Let us see how did this amazing change happen?
A couple of years ago, in the early morning as the village temple loud speakers blared day after day, people were badly disturbed, but particularly the students who were studying for their public exams. One morning a man of about 65 years old, completely irritated by the sound, marched up to the temple and switched off the loud speaker and said “It will harm our student's life in the future”.

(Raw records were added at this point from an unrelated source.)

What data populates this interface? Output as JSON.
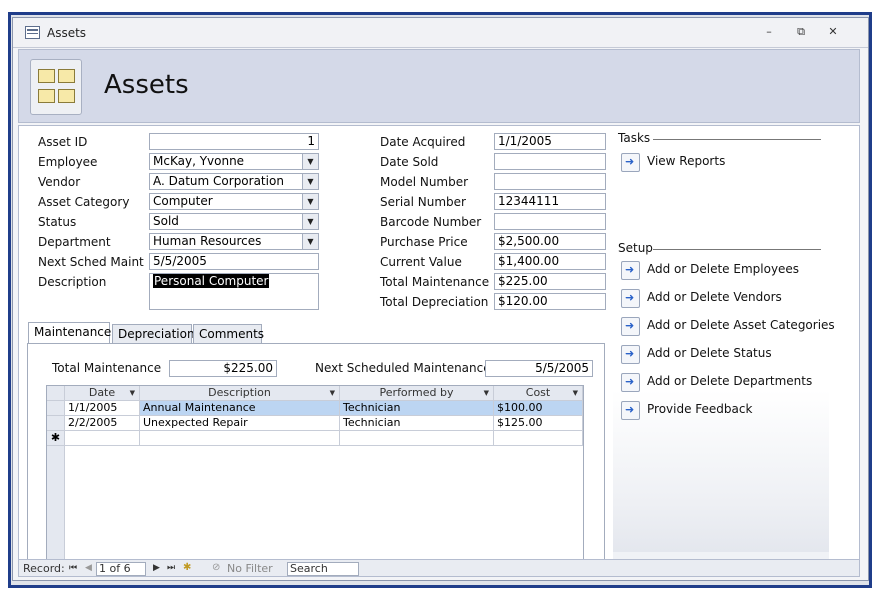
{
  "window": {
    "title": "Assets"
  },
  "header": {
    "title": "Assets"
  },
  "left_fields": [
    {
      "label": "Asset ID",
      "value": "1",
      "kind": "number"
    },
    {
      "label": "Employee",
      "value": "McKay, Yvonne",
      "kind": "combo"
    },
    {
      "label": "Vendor",
      "value": "A. Datum Corporation",
      "kind": "combo"
    },
    {
      "label": "Asset Category",
      "value": "Computer",
      "kind": "combo"
    },
    {
      "label": "Status",
      "value": "Sold",
      "kind": "combo"
    },
    {
      "label": "Department",
      "value": "Human Resources",
      "kind": "combo"
    },
    {
      "label": "Next Sched Maint",
      "value": "5/5/2005",
      "kind": "text"
    },
    {
      "label": "Description",
      "value": "Personal Computer",
      "kind": "memo"
    }
  ],
  "right_fields": [
    {
      "label": "Date Acquired",
      "value": "1/1/2005"
    },
    {
      "label": "Date Sold",
      "value": ""
    },
    {
      "label": "Model Number",
      "value": ""
    },
    {
      "label": "Serial Number",
      "value": "12344111"
    },
    {
      "label": "Barcode Number",
      "value": ""
    },
    {
      "label": "Purchase Price",
      "value": "$2,500.00"
    },
    {
      "label": "Current Value",
      "value": "$1,400.00"
    },
    {
      "label": "Total Maintenance",
      "value": "$225.00"
    },
    {
      "label": "Total Depreciation",
      "value": "$120.00"
    }
  ],
  "tabs": [
    "Maintenance",
    "Depreciation",
    "Comments"
  ],
  "maintenance": {
    "total_label": "Total Maintenance",
    "total_value": "$225.00",
    "next_label": "Next Scheduled Maintenance",
    "next_value": "5/5/2005",
    "columns": [
      "Date",
      "Description",
      "Performed by",
      "Cost"
    ],
    "rows": [
      [
        "1/1/2005",
        "Annual Maintenance",
        "Technician",
        "$100.00"
      ],
      [
        "2/2/2005",
        "Unexpected Repair",
        "Technician",
        "$125.00"
      ]
    ],
    "new_row_marker": "✱"
  },
  "tasks": {
    "title": "Tasks",
    "items": [
      "View Reports"
    ]
  },
  "setup": {
    "title": "Setup",
    "items": [
      "Add or Delete Employees",
      "Add or Delete Vendors",
      "Add or Delete Asset Categories",
      "Add or Delete Status",
      "Add or Delete Departments"
    ]
  },
  "feedback": {
    "label": "Provide Feedback"
  },
  "navbar": {
    "record_label": "Record:",
    "position": "1 of 6",
    "filter": "No Filter",
    "search": "Search"
  }
}
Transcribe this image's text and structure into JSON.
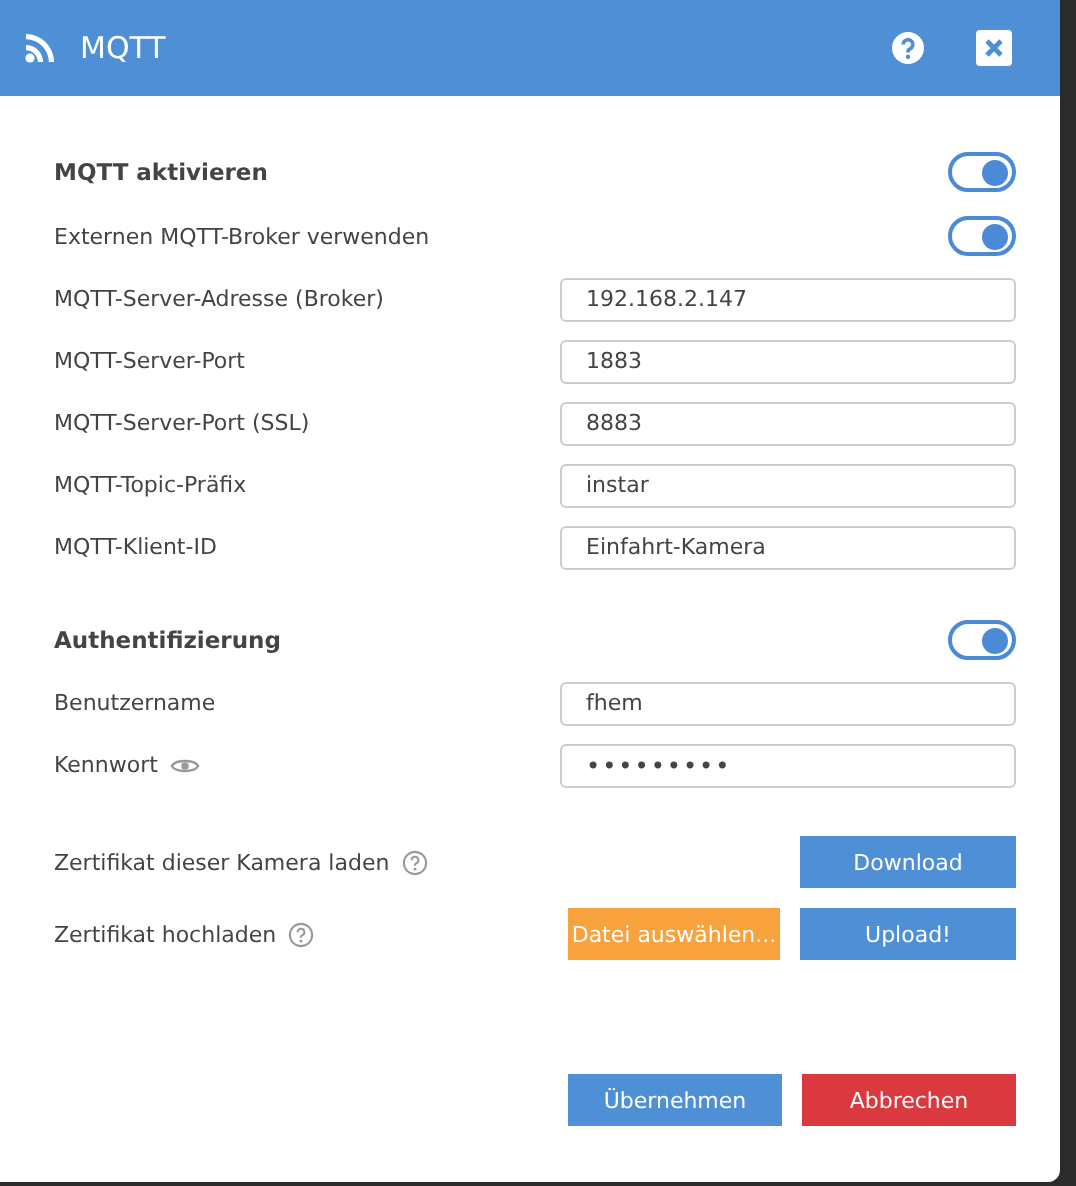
{
  "window": {
    "title": "MQTT"
  },
  "sections": [
    {
      "kind": "toggle",
      "label": "MQTT aktivieren",
      "bold": true,
      "on": true
    },
    {
      "kind": "toggle",
      "label": "Externen MQTT-Broker verwenden",
      "bold": false,
      "on": true
    },
    {
      "kind": "field",
      "label": "MQTT-Server-Adresse (Broker)",
      "value": "192.168.2.147"
    },
    {
      "kind": "field",
      "label": "MQTT-Server-Port",
      "value": "1883"
    },
    {
      "kind": "field",
      "label": "MQTT-Server-Port (SSL)",
      "value": "8883"
    },
    {
      "kind": "field",
      "label": "MQTT-Topic-Präfix",
      "value": "instar"
    },
    {
      "kind": "field",
      "label": "MQTT-Klient-ID",
      "value": "Einfahrt-Kamera"
    },
    {
      "kind": "gap"
    },
    {
      "kind": "toggle",
      "label": "Authentifizierung",
      "bold": true,
      "on": true
    },
    {
      "kind": "field",
      "label": "Benutzername",
      "value": "fhem"
    },
    {
      "kind": "password",
      "label": "Kennwort",
      "value": "•••••••••"
    },
    {
      "kind": "gap"
    },
    {
      "kind": "cert",
      "label": "Zertifikat dieser Kamera laden",
      "buttons": [
        {
          "label": "Download",
          "kind": "primary"
        }
      ]
    },
    {
      "kind": "cert",
      "label": "Zertifikat hochladen",
      "buttons": [
        {
          "label": "Datei auswählen...",
          "kind": "file"
        },
        {
          "label": "Upload!",
          "kind": "primary"
        }
      ]
    }
  ],
  "footer": [
    {
      "label": "Übernehmen",
      "kind": "primary"
    },
    {
      "label": "Abbrechen",
      "kind": "cancel"
    }
  ]
}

It was the turning point, or one can even say remarkable day, for the whole village to turn their backs on misdirected modernity and follow their ancestors' path. Since then, every year the elders of the village have organised a month long celebration in which the known singers and young people get up, with shruti boxes and chimes, and walk “en-chant-ingly” around the village led by a boy carrying the pictures of the gods, until by the time dawn has lit up the streets, they crowd into the temple and sing and ring enormously. At each house the women have made a beautiful large “ kolam ” on the pavement, and they come out to worship the god images with brass plates of camphor and tulsi water. Each day a different house is assigned to make tea for the minstrels, and also prepare Prasad (sweet rice and chickpeas) for the whole crowd at the temple at the end of the peregrination. The atmosphere is both ecstatic and convivially communal. Visiting Aurovilians feel completely at home, since most of the people work in Auroville – and there is a natural impulse to help the villagers restore their crumbling temple annex. [contact ananditrans@auroville.org.in who's in charge of fundraising for the repair work]
Most of the villages around Auroville are still using the loud speakers and recorded music. These loud speakers would be turned on very early (4 or 5 o'clock) in the morning and go on till 7 or 7:30, creating a cacophonous uproar all around. Normally this is the time to be quiet, to pray or meditate, and for students to read. When this is disrupted by the technology where can we go? But, with Pettai as an example, we may be not so far to see changes.